Rename the vertices so that $A_1=A,A_2=B$ and $A_3=C$. Let $I$ be the incenter of $\triangle ABC$. Claim 1: $S_1, S_2, S_3$ all lie on the incircle. Proof: By construction, $IS_1$ is the reflection of $IT_1$ with respect to the $A$ angle bisector since $I$ lies on the angle bisector of $A$. So, $IS_1=IT_1$ so $S_1$ lies on the incircle.
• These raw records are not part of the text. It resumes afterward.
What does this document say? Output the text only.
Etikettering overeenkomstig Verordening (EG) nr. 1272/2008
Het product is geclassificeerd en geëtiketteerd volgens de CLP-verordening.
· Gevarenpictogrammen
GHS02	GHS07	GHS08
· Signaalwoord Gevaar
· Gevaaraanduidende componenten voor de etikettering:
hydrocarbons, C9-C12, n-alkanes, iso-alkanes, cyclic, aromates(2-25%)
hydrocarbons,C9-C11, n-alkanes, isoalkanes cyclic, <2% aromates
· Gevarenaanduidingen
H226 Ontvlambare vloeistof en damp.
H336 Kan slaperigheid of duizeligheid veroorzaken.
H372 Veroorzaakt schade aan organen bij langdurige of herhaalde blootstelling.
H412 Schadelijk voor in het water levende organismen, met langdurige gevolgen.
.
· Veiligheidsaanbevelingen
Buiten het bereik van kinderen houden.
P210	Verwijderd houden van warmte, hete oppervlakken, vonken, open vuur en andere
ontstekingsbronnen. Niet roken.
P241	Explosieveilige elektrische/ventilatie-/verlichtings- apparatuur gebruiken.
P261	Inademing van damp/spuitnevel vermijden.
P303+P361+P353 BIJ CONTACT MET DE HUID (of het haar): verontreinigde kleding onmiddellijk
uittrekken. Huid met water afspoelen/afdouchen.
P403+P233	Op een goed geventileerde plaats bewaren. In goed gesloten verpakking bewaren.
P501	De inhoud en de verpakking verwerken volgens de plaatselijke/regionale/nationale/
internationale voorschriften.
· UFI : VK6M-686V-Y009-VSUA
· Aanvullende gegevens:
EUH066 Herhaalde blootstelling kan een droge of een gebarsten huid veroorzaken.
Similarly, $S_2$ and $S_3$ lie on the incircle. $\Box$ Note that $I$ is the circumcenter of $\triangle S_1S_2S_3$ because of equal radii due to Claim 1. Claim 2: $\angle S_1IS_2=2\angle C.$ Proof: In cyclic quadrilateral $T_1IT_2C$, $\angle T_1IT_2=180^{\circ}-\angle C$. Let $D$ be the point where the $A$ angle bisector intersects $BC$. Due to the construction of $S_1$, $\angle S_1IT_1=2\angle DIT_1. $ But, $\angle ADC=180^{\circ}-\angle C-\frac{1}{2}\angle A$ so $\angle DIT_1=\frac{1}{2}\angle A+\angle C-90^{\circ}.$ Thus, $$\angle S_1IT_1=\angle A+2\angle C-180^{\circ}.$$Similarly, $\angle S_2IT_2=\angle B+2\angle C-180^{\circ}.$ Therefore, $\angle S_1IS_2=\angle S_1IT_1+\angle T_1IT_2+\angle T_2IS_2=2\angle C.$$\Box$ Hence, we use Claim 2 to get $\angle S_1S_3S_2=\frac{1}{2}\angle S_1IS_2=\angle C$ and we similarly get $\angle S_3S_1S_2=\angle A$ and $\angle S_1S_2S_3=\angle B.$ Claim 3: Let $X_1$ be the midpoint of $S_2S_3.$ Then, $T_1IX_1$ is collinear. Proof: We already derived that $\angle T_1IT_2=180^{\circ}-\angle C$ and $\angle S_2IT_2=\angle B+2\angle C-180^{\circ}.$ Recall that a radius is perpendicular to the midpoint of a chord so $S_2S_3\perp IX_1.$ Then, $\angle X_1IS_2=90^{\circ}-\angle X_1S_2I=90^{\circ}-(90^{\circ}-\angle A)=\angle A.$ Thus, $$\angle T_1IX_1=\angle X_1IS_2+\angle S_2IT_2+\angle T_2IT_1=\angle A+\angle B+2\angle C-180^{\circ}+180^{\circ}-\angle C=180^{\circ},$$as desired.$\Box$ Then, $T_1IX_1\perp S_2S_3$ because a diameter is perpendicular to a chord at its midpoint and because $T_1IX_1$ is part of a diameter, by Claim 3. Hence, $S_2S_3\parallel BC.$ But, $M_2M_3\parallel BC$ so $S_2S_3\parallel M_2M_3$. Similarly, we get $S_1S_2\parallel M_1M_2$ and $S_1S_3\parallel M_1M_3$ so $\triangle M_1M_2M_3\sim \triangle S_1S_2S_3$ with corresponding parallel sides. Thus, there exists a homothety that maps $M_1M_2M_3$ to $S_1S_2S_3$ and $M_1S_1, M_2S_2,$ and $M_3S_3$ intersect at the center of the homothety. $\blacksquare$

Here's a proof I found. The distance from $S_2$ to ${A_2}{A_3}$ is equal to the distance from $T_2$ to ${A_1}{A_3}$ which can be written as ${A_1}{T_2}\centerdot\sin\angle{A_2}{A_1}{A_3}$ Similarly, The distance from $S_3$ to ${A_2}{A_3}$ can be written as ${A_1}{T_3}\centerdot\sin\angle{A_2}{A_1}{A_3}$ And we have ${A_1}{T_2}={A_1}{T_3}$ Therefore ${S_2}{S_3}\parallel{A_2}{A_3}\parallel{M_3}{M_2}$ So $\triangle{M_3}{M_2}{M_1}$ is homothetic to $\triangle{S_3}{S_2}{S_1}$, which implies the concurrency of ${M_1}{S_1},{M_2}{S_2},{M_3}{S_3}$ An interesting fact about this proof is that we don't even need to prove that ${S_I}$ lies on the incircle.